Gourou en développement personnel misant sur la pensée positive, Uriaki Posta meurt bêtement en s’étouffant avec une olive. Avec son casier chargé en matière d’escroqueries financières, il est évidemment envoyé aux Enfers. S’il avait accepté son sort, il aurait pu bénéficier de conditions plutôt avantageuses étant donné le contexte (eau brûlante à 40 degrés seulement, boue infernale exfoliante, etc) mais ayant décidé de plaider non coupable, il se retrouve avec comme seules perspectives d’horribles tortures pour l’éternité…
Les Enfers vus par Diego Agrimbau («L’Humain», « Les Yeux perdus ») ont en fait tout de notre société contemporaine: un purgatoire logé dans un gratte-ciel, un grand patron (Dieu) injoignable qui impose ses lois, des chefs passent leur temps à se tirer dans les pattes, une bureaucratie obtuse, des conditions de travail qui ne cessent de se dégrader provoquant colère et mouvements sociaux… Car notre héros à l’ineffaçable sourire de winner débarque dans des Enfers surpeuplés depuis que le Très-Haut a rajouté des motifs de condamnations (les spameurs, les antivax, les misogynes militants, les climatosceptiques…) sans augmenter les effectifs de son personnel.

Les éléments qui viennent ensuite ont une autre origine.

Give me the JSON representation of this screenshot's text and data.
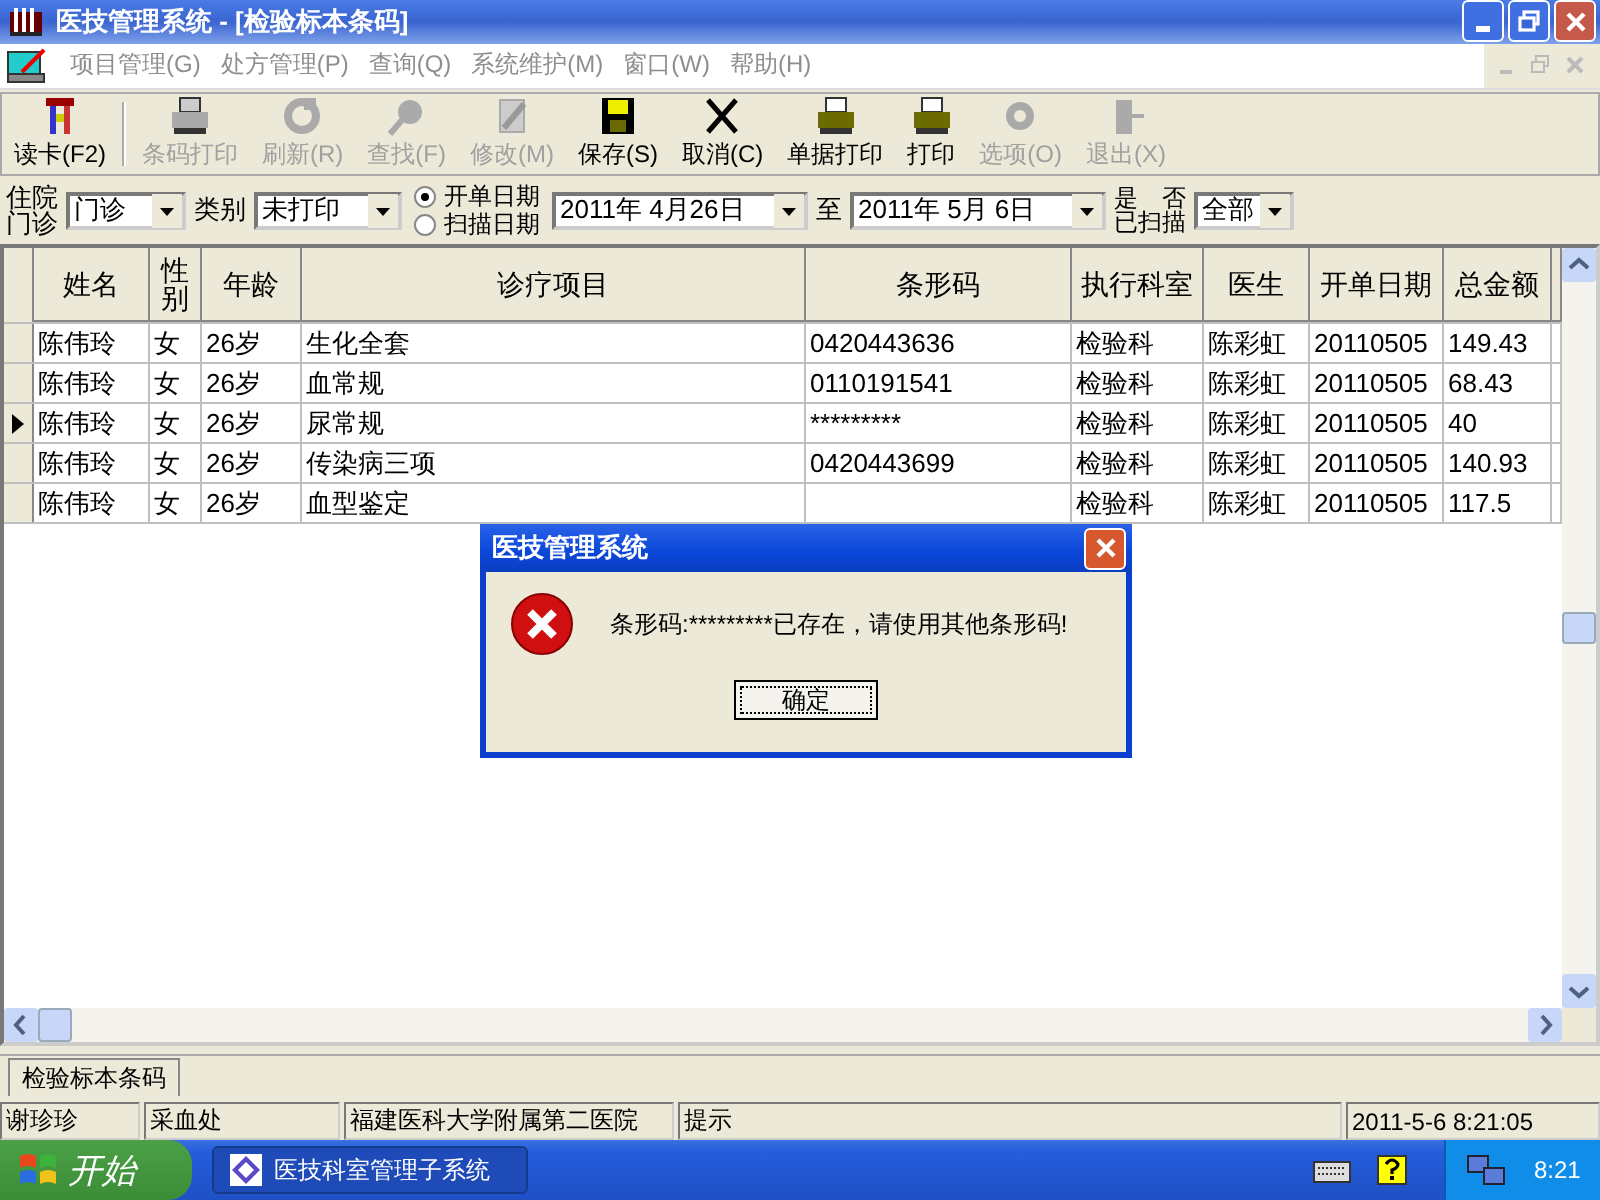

Bref, une ambiance surréaliste et satirique pour un one-shot grinçant qui n’épargne personne au sein du monde du travail. Au dessin, le style réaliste de Gabriele Ippoliti (« Planeta extra », « La grande toile ») renforce la crédibilité des lieux tout en proposant une large galerie de démons expressifs en costard cravate ou en tenue de travail.

Dessinateur: Gabriel Ippóliti – Scénariste: Diego Agrimbau – Editeur: Dargaud – Prix: 18,50 euros.